A Web site, http://www.tobaccobook.com, has been launched with Rabinoff's e-book. The site has tools through which users can easily email President Barack Obama to urge him to send the United Nations' Framework Convention on Tobacco Control to the U.S. Congress for ratification, as well as to communicate with their Senators and Congressional Representative regarding their views on important tobacco control issues.
The free e-book, "Toward a Tobacco Free World," available at www.tobaccobook.com/freebook, by Kaiser Permanente psychiatrist and UCLA researcher Dr. Michael Rabinoff, highlights the societal costs worldwide that stem from tobacco use. Rabinoff details the global cost of smoking and outlines actions that can be taken immediately to help save lives worldwide.
Tenzin Gyatso, His Holiness The 14th Dalai Lama, endorsed the book with the following statement: "Whatever short-lived pleasure it may provide, there is now no doubt that the use of tobacco is a cause of much disease and misery. The most effective way of persuading people to modify their behavior and give up bad habits such as smoking is to make them aware of the dangers involved. This book will surely go a long way towards doing this."
Robert Pearl, MD, executive director and CEO of The Permanente Medical Group, endorsed the book: "The book is outstanding and tells a compelling story about the tremendous dangers of cigarette smoking and second-hand smoke.

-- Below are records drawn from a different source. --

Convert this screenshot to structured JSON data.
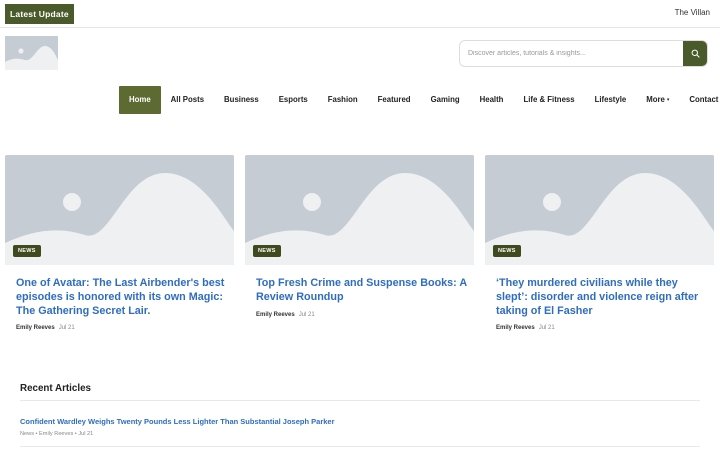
{
  "topbar": {
    "latest_label": "Latest  Update",
    "right_link": "The Villan"
  },
  "logo": {
    "icon": "image-placeholder-icon"
  },
  "search": {
    "placeholder": "Discover articles, tutorials & insights...",
    "value": "",
    "icon": "search-icon"
  },
  "nav": {
    "items": [
      "Home",
      "All Posts",
      "Business",
      "Esports",
      "Fashion",
      "Featured",
      "Gaming",
      "Health",
      "Life & Fitness",
      "Lifestyle",
      "More",
      "Contact Us"
    ],
    "more_caret": "▾",
    "active_index": 0
  },
  "cards": [
    {
      "tag": "NEWS",
      "title": "One of Avatar: The Last Airbender's best episodes is honored with its own Magic: The Gathering Secret Lair.",
      "author": "Emily Reeves",
      "date": "Jul 21"
    },
    {
      "tag": "NEWS",
      "title": "Top Fresh Crime and Suspense Books: A Review Roundup",
      "author": "Emily Reeves",
      "date": "Jul 21"
    },
    {
      "tag": "NEWS",
      "title": "‘They murdered civilians while they slept’: disorder and violence reign after taking of El Fasher",
      "author": "Emily Reeves",
      "date": "Jul 21"
    }
  ],
  "recent": {
    "heading": "Recent Articles",
    "items": [
      {
        "title": "Confident Wardley Weighs Twenty Pounds Less Lighter Than Substantial Joseph Parker",
        "meta": "News • Emily Reeves • Jul 21"
      }
    ]
  },
  "colors": {
    "accent": "#4b5a2b",
    "nav_active": "#5d6b32",
    "tag": "#3f4a1f",
    "link": "#2f6dbf",
    "placeholder_bg": "#c6ccd4",
    "placeholder_shape": "#eef0f2"
  }
}
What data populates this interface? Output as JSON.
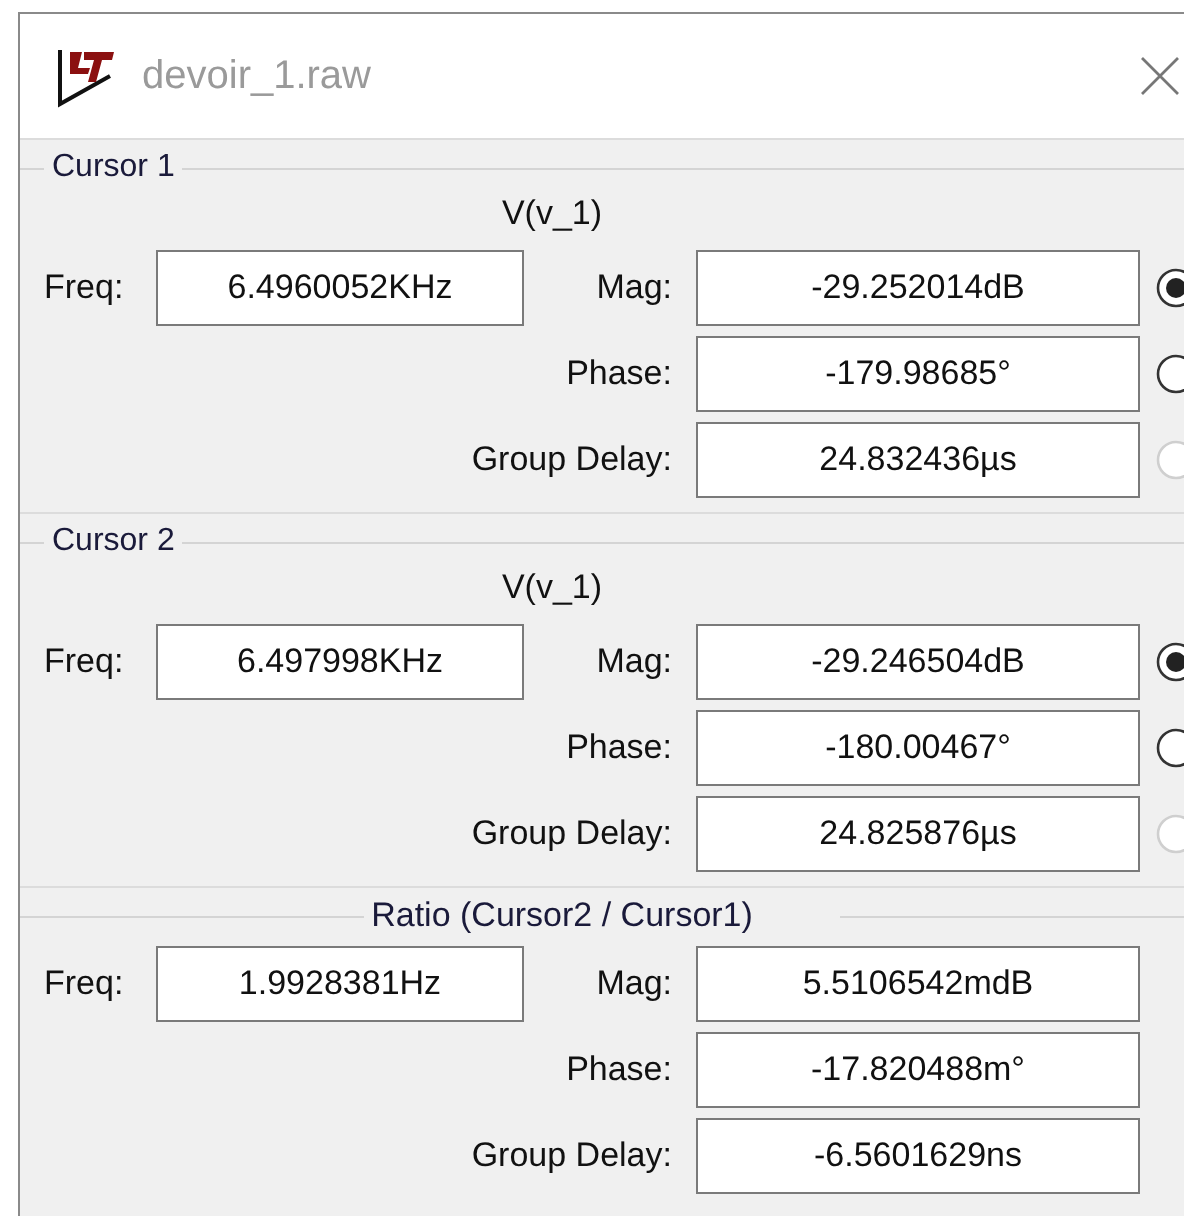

I hope that one day smoking, like polio, will be a distant memory." The Permanente Medical Group provides medical care for Kaiser Permanente's 3.3 million members in Northern California.
Dr. Michael Rabinoff D.O. Ph.D., is a board certified psychiatrist, on the research faculty of the Department of Psychiatry at UCLA, sees patients at The Permanente Medical Group, and is C.E.O. of Biogenesys, Inc., a small research corporation. He has spent over a decade researching and writing about the devastating effects of tobacco on our health, economy and nation's politics. An esteemed psychiatrist and holder of two patents, Rabinoff has been quoted in the Wall Street Journal and Business Week, has published in the New England Journal of Medicine and other top-flight medical journals, and presented his findings on tobacco addiction and industry profiteers to the American Public Health Association and the World Congress on Tobacco or Health.